注意力机制是一种在给定文本词向量中查找重要词,并赋予一定重要权值的机制。假设输入序列为X,三个随机初始的矩阵键值K(Key) 、查询值Q(Query)和值V(Value)。当 Query、Key、Value 都是从同一个输入序列 X 中生成时,就称为自注意力机制(Self-Attention)。因为相关性有很多种不同的形式,有很多种不同的定义,所以有时不能只有一个q,要有多个q,不同的q负责不同种类的相关性。因此,多头自注意力机制诞生了。

自注意力机制 pytorch 自注意力机制代码_sed

 

from keras import Sequential, Model
from keras.optimizers import Adam
from keras.callbacks import ModelCheckpoint, ReduceLROnPlateau
from keras.layers import Layer, Input, Embedding, Conv1D, Bidirectional, LSTM, Dense, Dropout, BatchNormalization, \
    GlobalMaxPooling1D, Flatten
import tensorflow as tf  # Only used for various tensor operations


# A more general and complete version of the layer defined in the linked keras example

class MultiHeadSelfAttention(Layer):
    """ This uses Bahadanau attention """

    def __init__(self, num_heads=8, weights_dim=64):
        """ Constructor: Initializes parameters of the Attention layer """

        # Initialize base class:
        super(MultiHeadSelfAttention, self).__init__()

        # Initialize parameters of the layer:
        self.num_heads = num_heads
        self.weights_dim = weights_dim

        if self.weights_dim % self.num_heads != 0:
            raise ValueError(
                f"Weights dimension = {weights_dim} should be divisible by number of heads = {num_heads} to ensure proper division into sub-matrices")

        # We use this to divide the Q,K,V matrices into num_heads submatrices, to compute multi-headed attention
        self.sub_matrix_dim = self.weights_dim // self.num_heads

        """
            Note that all K,Q,V matrices and their respective weight matrices are initialized and computed as a whole
            This ensures somewhat of a parallel processing/vectorization
            After computing K,Q,V, we split these into num_heads submatrices for computing the different attentions
        """

        # Weight matrices for computing query, key and value (Note that we haven't defined an activation function anywhere)
        # Important: In keras units contain the shape of the output
        self.W_q = Dense(units=weights_dim)
        self.W_k = Dense(units=weights_dim)
        self.W_v = Dense(units=weights_dim)

    def get_config(self):
        """ Required for saving/loading the model """
        config = super().get_config().copy()
        config.update({
            "num_heads": self.num_heads,
            "weights_dim": self.weights_dim
            # All args of __init__() must be included here
        })
        return config

    def build(self, input_shape):
        """ Initializes various weights dynamically based on input_shape """
        input_dim = input_shape[-1]
        self.input_dim = input_dim
        # Weight matrix for combining the output from multiple heads:
        # Takes in input of shape (batch_size, seq_len, weights_dim) returns output of shape (batch_size, seq_len, input_dim)
        self.W_h = Dense(units=input_dim)

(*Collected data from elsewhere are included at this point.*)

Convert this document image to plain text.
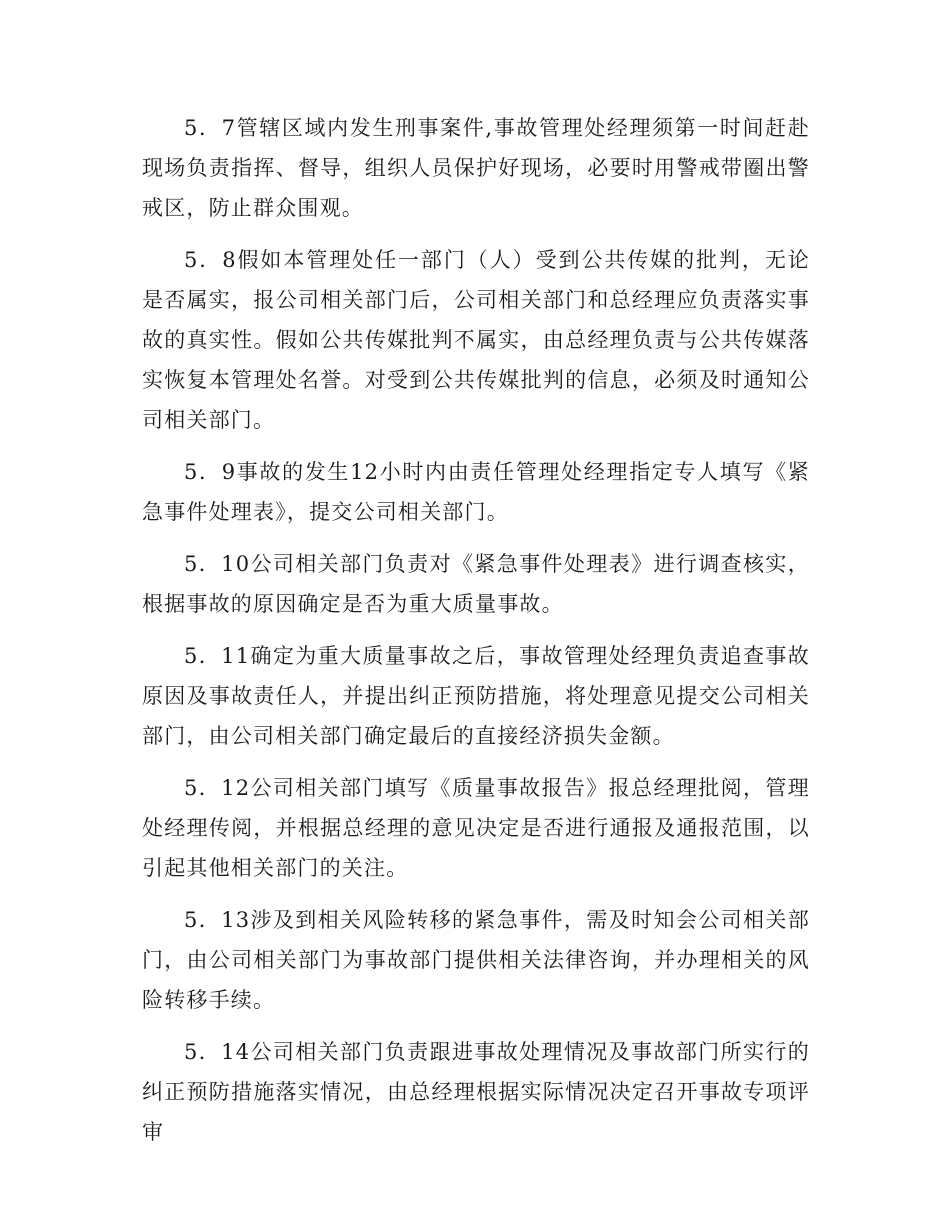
5．7管辖区域内发生刑事案件,事故管理处经理须第一时间赶赴现场负责指挥、督导，组织人员保护好现场，必要时用警戒带圈出警戒区，防止群众围观。

5．8假如本管理处任一部门（人）受到公共传媒的批判，无论是否属实，报公司相关部门后，公司相关部门和总经理应负责落实事故的真实性。假如公共传媒批判不属实，由总经理负责与公共传媒落实恢复本管理处名誉。对受到公共传媒批判的信息，必须及时通知公司相关部门。

5．9事故的发生12小时内由责任管理处经理指定专人填写《紧急事件处理表》，提交公司相关部门。

5．10公司相关部门负责对《紧急事件处理表》进行调查核实，根据事故的原因确定是否为重大质量事故。

5．11确定为重大质量事故之后，事故管理处经理负责追查事故原因及事故责任人，并提出纠正预防措施，将处理意见提交公司相关部门，由公司相关部门确定最后的直接经济损失金额。

5．12公司相关部门填写《质量事故报告》报总经理批阅，管理处经理传阅，并根据总经理的意见决定是否进行通报及通报范围，以引起其他相关部门的关注。

5．13涉及到相关风险转移的紧急事件，需及时知会公司相关部门，由公司相关部门为事故部门提供相关法律咨询，并办理相关的风险转移手续。

5．14公司相关部门负责跟进事故处理情况及事故部门所实行的纠正预防措施落实情况，由总经理根据实际情况决定召开事故专项评审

    def attention(self, query, key, value):
        """ The main logic """
        # Compute the raw score = QK^T 
        score = tf.matmul(query, key, transpose_b=True)

        # Scale by dimension of K
        dim_key = tf.cast(tf.shape(key)[-1], tf.float32)  # == DIM_KEY
        scaled_score = score / tf.math.sqrt(dim_key)

        # Weights are the softmax of scaled scores
        weights = tf.nn.softmax(scaled_score, axis=-1)

        # The final output of the attention layer (weighted sum of hidden states)
        output = tf.matmul(weights, value)

        return output, weights

    def separate_heads(self, x, batch_size):
        """ 
            Splits the given x into num_heads submatrices and returns the result as a concatenation of these sub-matrices
        """
        x = tf.reshape(x, (batch_size, -1, self.num_heads, self.sub_matrix_dim))
        return tf.transpose(x, perm=[0, 2, 1, 3])

    def call(self, inputs):
        """ All computations take place here """

        batch_size = tf.shape(inputs)[0]

        # Compute Q = W_q*X
        query = self.W_q(inputs)  # (batch_size, seq_len, weights_dim)

        # Compute K = W_k*X
        key = self.W_k(inputs)  # (batch_size, seq_len, weights_dim)

        # Compute V = W_v*X
        value = self.W_v(inputs)  # (batch_size, seq_len, weights_dim)

        # Split into n_heads submatrices
        query = self.separate_heads(query, batch_size)  # (batch_size, num_heads, seq_len, sub_matrix_dim)
        key = self.separate_heads(key, batch_size)  # (batch_size, num_heads, seq_len, sub_matrix_dim)
        value = self.separate_heads(value, batch_size)  # (batch_size, num_heads, seq_len, sub_matrix_dim)

        # Compute attention (contains weights and attentions for all heads):
        attention, weights = self.attention(query, key, value)
        attention = tf.transpose(attention, perm=[0, 2, 1, 3])  # (batch_size, seq_len, num_heads, sub_matrix_dim)

        # Concatenate all attentions from different heads (squeeze the last dimension):
        concat_attention = tf.reshape(attention, (batch_size, -1, self.weights_dim))  # (batch_size, seq_len, weights_dim)

        # Use a weighted average of the attentions from different heads:
        output = self.W_h(concat_attention)  # (batch_size, seq_len, input_dim)

        return output

    def compute_output_shape(self, input_shape):
        print(input_shape)
        """ Specifies the output shape of the custom layer, without this, the model doesn't work """
        return input_shape